# Report Generation Utilities

In [1]:
import json
from pathlib import Path
import numpy as np

In [2]:
repetition_error = "finished but recursively execute."

def load_result(result_file):
    with open(result_file, "r") as f:
        data = json.load(f)
    return data

def count_matric(action, data, correct_repeated_logic:bool=False):
    tp, fp, tn, fn = data["action-variation"][action]["tp"], data["action-variation"][action]["fp"], \
        data["action-variation"][action]["tn"], data["action-variation"][action]['fn'] 

    c = 0
    for t in data["action-variation"][action]["fp_sample"]:
        if "action_evaluation" in t['step'] \
        and t['step']["action_evaluation"]["failedReason"] == repetition_error:
            c += 1
    fp_failed_detect_repetition = c
            
    if correct_repeated_logic:
        tp += c; fp -= c

    c = 0
    for t in data["action-variation"][action]["fn_sample"]:
        if "action_evaluation" in t['step'] \
        and t['step']["action_evaluation"]["failedReason"] == repetition_error:
            c += 1
    fn_failed_detect_repetition = c

    if correct_repeated_logic:
        fn -= c; tp += c
    
    print(fp_failed_detect_repetition, fn_failed_detect_repetition)
    return tp, fp, tn, fn, fp_failed_detect_repetition, fn_failed_detect_repetition

In [3]:
def analyze_result(tp, fp, tn, fn):
    y_true = [1] * tp + [0] * fp + [1] * fn + [0] * tn
    y_pred = [1] * (tp + fp) + [0] * (fn + tn)

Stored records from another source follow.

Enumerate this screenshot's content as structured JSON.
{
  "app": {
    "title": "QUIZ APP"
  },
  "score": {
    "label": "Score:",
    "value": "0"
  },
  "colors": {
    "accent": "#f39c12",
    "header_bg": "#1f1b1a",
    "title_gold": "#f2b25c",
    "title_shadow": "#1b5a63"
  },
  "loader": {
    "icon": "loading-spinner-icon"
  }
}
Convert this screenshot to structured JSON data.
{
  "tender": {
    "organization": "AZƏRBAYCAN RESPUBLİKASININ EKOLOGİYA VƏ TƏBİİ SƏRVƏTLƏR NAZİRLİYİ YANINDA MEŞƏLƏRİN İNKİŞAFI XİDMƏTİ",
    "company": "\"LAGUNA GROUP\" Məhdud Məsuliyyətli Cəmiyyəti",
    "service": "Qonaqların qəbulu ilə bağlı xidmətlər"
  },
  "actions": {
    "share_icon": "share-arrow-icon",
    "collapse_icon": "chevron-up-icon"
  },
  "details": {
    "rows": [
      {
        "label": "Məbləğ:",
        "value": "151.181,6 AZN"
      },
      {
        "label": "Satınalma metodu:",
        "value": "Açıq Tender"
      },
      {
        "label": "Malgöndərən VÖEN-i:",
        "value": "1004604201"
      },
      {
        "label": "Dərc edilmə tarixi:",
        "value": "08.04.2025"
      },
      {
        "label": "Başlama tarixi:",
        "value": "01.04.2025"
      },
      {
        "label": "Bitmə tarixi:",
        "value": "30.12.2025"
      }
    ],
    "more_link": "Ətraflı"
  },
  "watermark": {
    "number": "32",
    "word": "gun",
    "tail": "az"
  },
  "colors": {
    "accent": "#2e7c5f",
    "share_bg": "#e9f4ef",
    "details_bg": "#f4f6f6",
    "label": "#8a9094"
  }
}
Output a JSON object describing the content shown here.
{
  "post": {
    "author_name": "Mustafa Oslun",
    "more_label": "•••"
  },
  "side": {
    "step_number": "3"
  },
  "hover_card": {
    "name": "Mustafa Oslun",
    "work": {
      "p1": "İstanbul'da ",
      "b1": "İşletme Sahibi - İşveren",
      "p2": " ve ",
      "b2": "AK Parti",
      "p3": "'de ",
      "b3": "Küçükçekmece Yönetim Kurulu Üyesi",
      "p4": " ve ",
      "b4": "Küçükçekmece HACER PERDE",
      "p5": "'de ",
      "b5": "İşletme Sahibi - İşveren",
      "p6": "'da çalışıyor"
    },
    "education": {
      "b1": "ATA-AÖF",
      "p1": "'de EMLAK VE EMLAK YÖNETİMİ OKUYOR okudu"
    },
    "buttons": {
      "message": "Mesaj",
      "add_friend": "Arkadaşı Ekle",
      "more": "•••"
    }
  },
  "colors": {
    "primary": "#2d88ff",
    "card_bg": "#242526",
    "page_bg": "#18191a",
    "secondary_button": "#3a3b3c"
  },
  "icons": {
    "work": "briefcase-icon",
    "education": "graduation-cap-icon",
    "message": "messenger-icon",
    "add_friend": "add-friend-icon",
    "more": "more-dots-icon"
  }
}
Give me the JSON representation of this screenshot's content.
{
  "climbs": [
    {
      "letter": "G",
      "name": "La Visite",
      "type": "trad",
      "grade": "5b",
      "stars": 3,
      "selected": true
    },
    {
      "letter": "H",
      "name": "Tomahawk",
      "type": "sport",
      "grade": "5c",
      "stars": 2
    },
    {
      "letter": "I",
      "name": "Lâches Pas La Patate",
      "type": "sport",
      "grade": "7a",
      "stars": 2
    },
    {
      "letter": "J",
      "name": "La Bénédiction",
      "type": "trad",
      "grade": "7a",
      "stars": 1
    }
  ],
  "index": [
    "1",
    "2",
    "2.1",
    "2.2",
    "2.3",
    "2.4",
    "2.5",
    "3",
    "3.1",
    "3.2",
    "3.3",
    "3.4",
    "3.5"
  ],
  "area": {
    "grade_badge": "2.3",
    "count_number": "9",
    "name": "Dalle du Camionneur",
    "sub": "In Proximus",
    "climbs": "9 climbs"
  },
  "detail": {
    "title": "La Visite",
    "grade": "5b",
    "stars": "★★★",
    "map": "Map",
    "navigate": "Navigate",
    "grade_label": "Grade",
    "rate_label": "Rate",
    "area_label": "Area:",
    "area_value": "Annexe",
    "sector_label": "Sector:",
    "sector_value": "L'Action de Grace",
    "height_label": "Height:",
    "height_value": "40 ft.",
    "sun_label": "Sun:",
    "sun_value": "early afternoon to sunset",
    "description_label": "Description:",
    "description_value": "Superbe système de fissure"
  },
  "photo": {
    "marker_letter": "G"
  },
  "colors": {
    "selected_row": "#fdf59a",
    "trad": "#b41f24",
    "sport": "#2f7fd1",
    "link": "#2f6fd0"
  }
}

    from sklearn.metrics import classification_report, confusion_matrix

    matrix = confusion_matrix(y_true, y_pred)
    tn, fp, fn, tp = matrix.ravel()

    print("Actual - True, Pred - True: ", matrix[1][1])
    print("Actual - True, Pred - False: ", matrix[1][0])
    print("Actual - False, Pred - True: ", matrix[0][1])
    print("Actual - False, Pred - False: ", matrix[0][0])

    result = classification_report(y_true, y_pred, target_names=['negative', 'positive'])
    print(result)
    return classification_report(y_true, y_pred, target_names=['negative', 'positive'], output_dict=True)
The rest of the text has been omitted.